Я воздержался от комментариев, попросил Тату принести мне в комнату чай, а когда мы там встретились, зачитал ей, как бы в продолжение разговора, следующую цитату:
«Взятая, как целое, половая магия вряд ли может похвастать какой-нибудь положительной чертой. Она не только ничего не создает — она все разрушает. Даже те случаи, когда два человека вовлекаются в процесс взаимного колдовства, неминуемо влекут за собою зло. Ибо принуждение — основное ядро всякого волшебства — является несчастием для той и другой стороны. Магия редко приносит человеку спасение, поскольку она вся основана на силе. Но что такое сила в руках человека, не сумевшего себя осилить? Ответ здесь может быть один: она — зло».
— Понимаешь, Таточка? Хоть ты и не осознаешь, но твои действия — принуждение. Оттого что человек не в силах тебе сопротивляться. Не люблю банальностей, но… мы в ответе за тех, кого приручили. А ты собираешься с ним в Испанию.
— Я еду с Умкой.
— И ты всерьез полагаешь, что он не помчится следом?
— Откуда мне знать, куда он помчится? Он свободный человек с открытой шенгенской визой. — Последние слова были произнесены с явной издевкой. Очевидно, упомянутая виза
— Ты можешь — и, с моей точки зрения, должна — порвать с ним. Ты никогда не ответишь на его чувства. Он будет из-за тебя страдать, и я отнюдь не исключаю, что это его убьет. У него опасный возраст. Но скажи мне, девочка, чье положение хуже: убитого или убийцы? Пощади его, Тата! И пожалей себя.
Тата выслушала меня. Улыбнулась. Подумала. Полистала мою книгу. А потом воскликнула:
— Вот же! Посоветуйте Протопопову: «Если за ужином, после нескольких глотков вина, вытереть себе губы цветком, взятым в церкви, и подать этот цветок любимой девушке, он обязательно пробудит в ней ответное чувство любви». — И демонически захохотала.
Я только головой покачал. Что ты с ней будешь делать?
4
Лео
Я с детства упертая. Если чего решу, землю буду грызть, а своего добьюсь.
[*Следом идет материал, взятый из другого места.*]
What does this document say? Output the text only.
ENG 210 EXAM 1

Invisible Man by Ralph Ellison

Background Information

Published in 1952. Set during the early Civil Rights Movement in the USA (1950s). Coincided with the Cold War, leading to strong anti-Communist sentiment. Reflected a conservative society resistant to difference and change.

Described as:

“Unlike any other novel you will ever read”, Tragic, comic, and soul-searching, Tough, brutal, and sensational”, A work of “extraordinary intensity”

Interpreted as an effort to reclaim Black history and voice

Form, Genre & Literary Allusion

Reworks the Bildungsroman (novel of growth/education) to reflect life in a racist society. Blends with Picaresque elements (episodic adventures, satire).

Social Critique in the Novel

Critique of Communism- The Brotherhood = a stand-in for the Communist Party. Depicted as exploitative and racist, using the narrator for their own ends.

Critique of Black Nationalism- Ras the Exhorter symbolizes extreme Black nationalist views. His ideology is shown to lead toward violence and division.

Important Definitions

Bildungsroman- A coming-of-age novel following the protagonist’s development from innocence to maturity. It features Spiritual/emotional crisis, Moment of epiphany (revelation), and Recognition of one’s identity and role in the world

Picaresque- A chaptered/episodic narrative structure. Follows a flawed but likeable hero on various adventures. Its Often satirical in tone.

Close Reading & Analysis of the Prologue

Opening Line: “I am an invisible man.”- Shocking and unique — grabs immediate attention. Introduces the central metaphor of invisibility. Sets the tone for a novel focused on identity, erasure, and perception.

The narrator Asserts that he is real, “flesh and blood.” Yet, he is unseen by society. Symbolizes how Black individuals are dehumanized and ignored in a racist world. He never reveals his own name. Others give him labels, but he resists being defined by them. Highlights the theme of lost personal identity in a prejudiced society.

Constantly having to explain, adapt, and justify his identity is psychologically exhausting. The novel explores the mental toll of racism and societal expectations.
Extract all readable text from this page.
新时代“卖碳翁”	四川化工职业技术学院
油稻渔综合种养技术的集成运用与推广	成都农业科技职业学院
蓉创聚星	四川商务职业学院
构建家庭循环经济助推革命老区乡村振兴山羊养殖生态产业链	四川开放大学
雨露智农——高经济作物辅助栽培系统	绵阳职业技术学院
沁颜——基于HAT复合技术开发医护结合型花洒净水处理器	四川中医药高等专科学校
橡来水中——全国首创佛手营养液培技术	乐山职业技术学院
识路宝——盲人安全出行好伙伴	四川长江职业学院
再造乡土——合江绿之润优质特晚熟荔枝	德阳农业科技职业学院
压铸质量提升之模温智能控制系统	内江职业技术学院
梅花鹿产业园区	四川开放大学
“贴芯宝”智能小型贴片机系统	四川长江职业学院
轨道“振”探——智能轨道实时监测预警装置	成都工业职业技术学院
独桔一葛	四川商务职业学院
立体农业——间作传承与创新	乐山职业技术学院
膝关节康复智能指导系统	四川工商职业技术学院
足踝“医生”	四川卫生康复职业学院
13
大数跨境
К нам в десятом классе учитель пришел на практику, пацан после института, так он говорил:
— Клеопатра — очень цельная натура. Не желает размениваться на изучение столь бесполезного предмета, как география.
Нравилась я ему.
Так вот, цельная не цельная, а всегда знала, чего хочу, и такого, чтоб метаться, как заяц, в разные стороны, у меня никогда не было. А тут вдруг с ума сошла. Причем ровно тогда, когда вроде бы все, о чем мечтала, получила. Все царства мира, как Ваня говорит. И с ним, кстати, отношения наладила. Он, правда, часто смурной ходил из-за выкрутасов своей Таты, она с ним, видите ли, знаться не желала. Скажите, какая трагедия! Но дергаться перестал, утихомирился. С виду, по крайней мере. Я, понятное дело, обижалась — меня ему, значит, мало? — но выступать особо не выступала. Страдаешь — и страдай, раз без этого не можешь. А что? Бывают такие люди. Да и Зинка меня успокоила. Я ей пожаловалась, а она и говорит:
— Ну, Клепка, ты даешь! Он с ней двадцать пять лет оттрубил! Это ж больше, чем тебе самой. И ты хочешь, чтобы он такой срок на раз-два из головы выкинул? Да кто бы он тогда был? Либо полный маразматик, либо сволочь последняя. А тебе нормальный мужик попался, радуйся. И дай человеку попереживать, не лезь к нему.
Я и не лезла. Но только раньше, когда нашу жизнь вместе представляла, всегда думала: кто-кто, а Ваня точно будет счастлив — со мной ведь. Он ли к этому не стремился. И нате вам, сплошные охи да вздохи и целый список родственников, по которым у нас горе. А я все терпеть должна.
Но когда он не выдержал и признался, что ревнует свою Тату к одной шишке у них на работе, я его чуть не пришибла! Нет, он, конечно, не сказал прямо: «ревную». Завел шарманку: «мне кажется», «в моем представлении», «неправильный шаг», «я за нее переживаю», «ее не ждет ничего хорошего»…
Я слушала-слушала, да как рубану:
— Вот что, мой дорогой! Ты от нее ушел, и теперь ее дела тебя не касаются, забудь. Тоже переживальщик нашелся! Будешь мне про ревность рассказывать, я сама какого-нибудь Протопопова заведу.